LP Review: EZTV – High In Place

Brooklyn is the New York City where you feel at home. There is no hustle or whirlwind of pressure, as you stroll down the streets. It is the place where you can walk into a record store in a newly gentrified area and admire the Manhattan skyline just across the river. It is where corner stores now hold organic, vegan products and elderberry sodas. It is a peaceful place where creativity is set free from the stifling concrete maze that so many dream of. EZTV’s High In Place is the Brooklyn that I’ve come to love, like a waking sunrise gently opening up the day for discovery.

Brooklyn-based EZTV began as a solo home recording project for sound engineer and lead vocalist, Ezra Tenenbaum, who eventually recruited bassist Shane O’Connell and former Widowspeak drummer Michael Stasiak. Their 2nd LP was recorded on a tape machine adding to the album’s shimmering nostalgic feel. The 10-song album features a little help from their friends: Jenny Lewis, Real Estate’s Martin Courtney and Matt Kallman, Chris Cohen, Quilt’s John Andrews, Nic Hessler and Mega Bog.

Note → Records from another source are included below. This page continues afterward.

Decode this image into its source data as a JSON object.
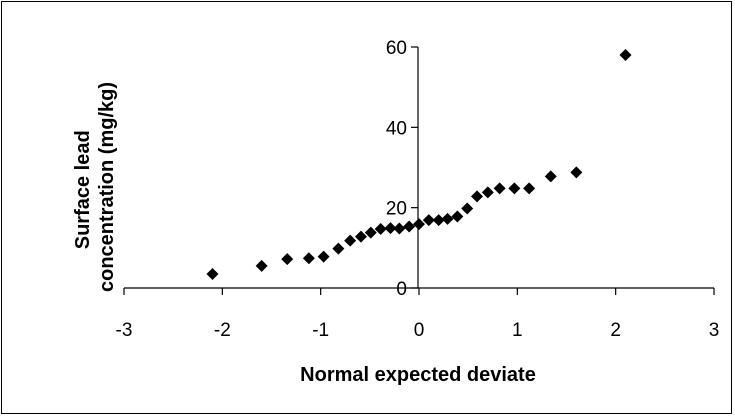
{
  "chart_data": {
    "type": "scatter",
    "title": "",
    "xlabel": "Normal expected deviate",
    "ylabel": [
      "Surface lead",
      "concentration (mg/kg)"
    ],
    "xlim": [
      -3,
      3
    ],
    "ylim": [
      0,
      60
    ],
    "xticks": [
      -3,
      -2,
      -1,
      0,
      1,
      2,
      3
    ],
    "yticks": [
      0,
      20,
      40,
      60
    ],
    "xtick_labels": [
      "-3",
      "-2",
      "-1",
      "0",
      "1",
      "2",
      "3"
    ],
    "ytick_labels": [
      "0",
      "20",
      "40",
      "60"
    ],
    "grid": false,
    "legend": "none",
    "marker": "diamond",
    "marker_color": "#000000",
    "series": [
      {
        "points": [
          [
            -2.1,
            3.5
          ],
          [
            -1.6,
            5.5
          ],
          [
            -1.34,
            7.2
          ],
          [
            -1.12,
            7.4
          ],
          [
            -0.97,
            7.8
          ],
          [
            -0.82,
            9.8
          ],
          [
            -0.7,
            11.8
          ],
          [
            -0.59,
            12.8
          ],
          [
            -0.49,
            13.8
          ],
          [
            -0.39,
            14.7
          ],
          [
            -0.29,
            14.9
          ],
          [
            -0.2,
            14.8
          ],
          [
            -0.1,
            15.3
          ],
          [
            0.0,
            15.9
          ],
          [
            0.1,
            16.9
          ],
          [
            0.2,
            16.9
          ],
          [
            0.29,
            17.2
          ],
          [
            0.39,
            17.8
          ],
          [
            0.49,
            19.8
          ],
          [
            0.59,
            22.8
          ],
          [
            0.7,
            23.8
          ],
          [
            0.82,
            24.8
          ],
          [
            0.97,
            24.8
          ],
          [
            1.12,
            24.8
          ],
          [
            1.34,
            27.8
          ],
          [
            1.6,
            28.8
          ],
          [
            2.1,
            58.0
          ]
        ]
      }
    ]
  }
}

High In Place is a feel good, calming album. Their sophomore effort is hardly a departure from their 2015 debut Calling Out. They are consistent in their style and overall aesthetic with only the ever-so-slightly additional melancholy. At a glance, it’s gentle psych-rock with a mix of folk and ‘60s sensibility. The band has a “Deeply Influential” playlist on Spotify filled with power pop, soul, jangle pop renaissance and folk songs that inspired their 2nd LP. The tracks range from the ‘60s to the ‘80s which shows why it can be so difficult to exactly pinpoint EZTV’s sound. The band uses mellow jangle guitar with added riffs, wispy vocals, cymbals and steady beats with unexpected flourishes, sonic distortions and melodic bass.

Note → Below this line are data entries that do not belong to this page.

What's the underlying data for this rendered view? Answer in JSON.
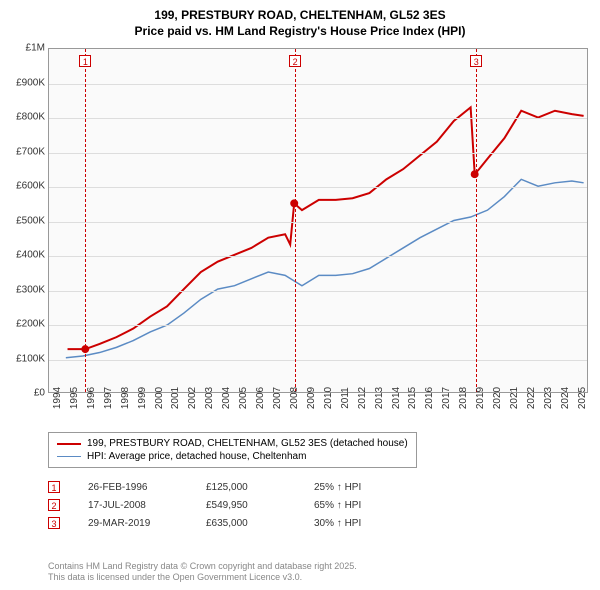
{
  "title": {
    "line1": "199, PRESTBURY ROAD, CHELTENHAM, GL52 3ES",
    "line2": "Price paid vs. HM Land Registry's House Price Index (HPI)",
    "fontsize": 12,
    "fontweight": "bold",
    "color": "#000000"
  },
  "chart": {
    "type": "line",
    "background_color": "#fafafa",
    "border_color": "#999999",
    "grid_color": "#dddddd",
    "xlim": [
      1994,
      2025.9
    ],
    "ylim": [
      0,
      1000000
    ],
    "ytick_step": 100000,
    "yticks": [
      {
        "v": 0,
        "label": "£0"
      },
      {
        "v": 100000,
        "label": "£100K"
      },
      {
        "v": 200000,
        "label": "£200K"
      },
      {
        "v": 300000,
        "label": "£300K"
      },
      {
        "v": 400000,
        "label": "£400K"
      },
      {
        "v": 500000,
        "label": "£500K"
      },
      {
        "v": 600000,
        "label": "£600K"
      },
      {
        "v": 700000,
        "label": "£700K"
      },
      {
        "v": 800000,
        "label": "£800K"
      },
      {
        "v": 900000,
        "label": "£900K"
      },
      {
        "v": 1000000,
        "label": "£1M"
      }
    ],
    "xticks": [
      1994,
      1995,
      1996,
      1997,
      1998,
      1999,
      2000,
      2001,
      2002,
      2003,
      2004,
      2005,
      2006,
      2007,
      2008,
      2009,
      2010,
      2011,
      2012,
      2013,
      2014,
      2015,
      2016,
      2017,
      2018,
      2019,
      2020,
      2021,
      2022,
      2023,
      2024,
      2025
    ],
    "label_fontsize": 10,
    "series": [
      {
        "name": "199, PRESTBURY ROAD, CHELTENHAM, GL52 3ES (detached house)",
        "color": "#cc0000",
        "line_width": 2,
        "points": [
          [
            1995.1,
            125000
          ],
          [
            1996.15,
            125000
          ],
          [
            1997,
            140000
          ],
          [
            1998,
            160000
          ],
          [
            1999,
            185000
          ],
          [
            2000,
            220000
          ],
          [
            2001,
            250000
          ],
          [
            2002,
            300000
          ],
          [
            2003,
            350000
          ],
          [
            2004,
            380000
          ],
          [
            2005,
            400000
          ],
          [
            2006,
            420000
          ],
          [
            2007,
            450000
          ],
          [
            2008,
            460000
          ],
          [
            2008.3,
            430000
          ],
          [
            2008.54,
            549950
          ],
          [
            2009,
            530000
          ],
          [
            2010,
            560000
          ],
          [
            2011,
            560000
          ],
          [
            2012,
            565000
          ],
          [
            2013,
            580000
          ],
          [
            2014,
            620000
          ],
          [
            2015,
            650000
          ],
          [
            2016,
            690000
          ],
          [
            2017,
            730000
          ],
          [
            2018,
            790000
          ],
          [
            2019,
            830000
          ],
          [
            2019.24,
            635000
          ],
          [
            2019.5,
            650000
          ],
          [
            2020,
            680000
          ],
          [
            2021,
            740000
          ],
          [
            2022,
            820000
          ],
          [
            2023,
            800000
          ],
          [
            2024,
            820000
          ],
          [
            2025,
            810000
          ],
          [
            2025.7,
            805000
          ]
        ]
      },
      {
        "name": "HPI: Average price, detached house, Cheltenham",
        "color": "#5b8bc4",
        "line_width": 1.5,
        "points": [
          [
            1995,
            100000
          ],
          [
            1996,
            105000
          ],
          [
            1997,
            115000
          ],
          [
            1998,
            130000
          ],
          [
            1999,
            150000
          ],
          [
            2000,
            175000
          ],
          [
            2001,
            195000
          ],
          [
            2002,
            230000
          ],
          [
            2003,
            270000
          ],
          [
            2004,
            300000
          ],
          [
            2005,
            310000
          ],
          [
            2006,
            330000
          ],
          [
            2007,
            350000
          ],
          [
            2008,
            340000
          ],
          [
            2009,
            310000
          ],
          [
            2010,
            340000
          ],
          [
            2011,
            340000
          ],
          [
            2012,
            345000
          ],
          [
            2013,
            360000
          ],
          [
            2014,
            390000
          ],
          [
            2015,
            420000
          ],
          [
            2016,
            450000
          ],
          [
            2017,
            475000
          ],
          [
            2018,
            500000
          ],
          [
            2019,
            510000
          ],
          [
            2020,
            530000
          ],
          [
            2021,
            570000
          ],
          [
            2022,
            620000
          ],
          [
            2023,
            600000
          ],
          [
            2024,
            610000
          ],
          [
            2025,
            615000
          ],
          [
            2025.7,
            610000
          ]
        ]
      }
    ],
    "markers": [
      {
        "n": "1",
        "x": 1996.15,
        "y": 125000,
        "box_top": true
      },
      {
        "n": "2",
        "x": 2008.54,
        "y": 549950,
        "box_top": true
      },
      {
        "n": "3",
        "x": 2019.24,
        "y": 635000,
        "box_top": true
      }
    ],
    "marker_color": "#cc0000",
    "marker_dot_radius": 4
  },
  "legend": {
    "border_color": "#999999",
    "fontsize": 10,
    "items": [
      {
        "label": "199, PRESTBURY ROAD, CHELTENHAM, GL52 3ES (detached house)",
        "color": "#cc0000",
        "width": 2
      },
      {
        "label": "HPI: Average price, detached house, Cheltenham",
        "color": "#5b8bc4",
        "width": 1.5
      }
    ]
  },
  "events": [
    {
      "n": "1",
      "date": "26-FEB-1996",
      "price": "£125,000",
      "delta": "25% ↑ HPI"
    },
    {
      "n": "2",
      "date": "17-JUL-2008",
      "price": "£549,950",
      "delta": "65% ↑ HPI"
    },
    {
      "n": "3",
      "date": "29-MAR-2019",
      "price": "£635,000",
      "delta": "30% ↑ HPI"
    }
  ],
  "footer": {
    "line1": "Contains HM Land Registry data © Crown copyright and database right 2025.",
    "line2": "This data is licensed under the Open Government Licence v3.0.",
    "color": "#888888",
    "fontsize": 9
  }
}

One of the album’s first singles, “Reason to Run,” embodies a stroll through a park induced with a haze, making time pass even slower than usual. The beat lags ever-so-slightly giving a lethargic feel with fuzz bass and slowly progressing guitars that eventually pick up. “States of Confusion” sounds like a nice breeze with wide strums and feels like falling leaves with lyrics of “everything is moving through states of confusion.” It speaks of how the world is in a constant state of flux and how it is necessary to accept all the changes in order to flourish, an everyday for New Yorkers. Whereas, “Hammock” speaks largely to the sentiment of a generation that is dominated by an overarching fear of being alone: “I spent hours on my phone/ why does it feel strange to be alone.” The tracks deal with familiar sentiments drenched in comforting tones.

High In Place drops September 30th via Captured Tracks. The album easily fits into late summer days that trickle into a warm fall daze. It has an unquestionably golden glow surrounding it, keeping you centered and comfortably away from the noise of the city.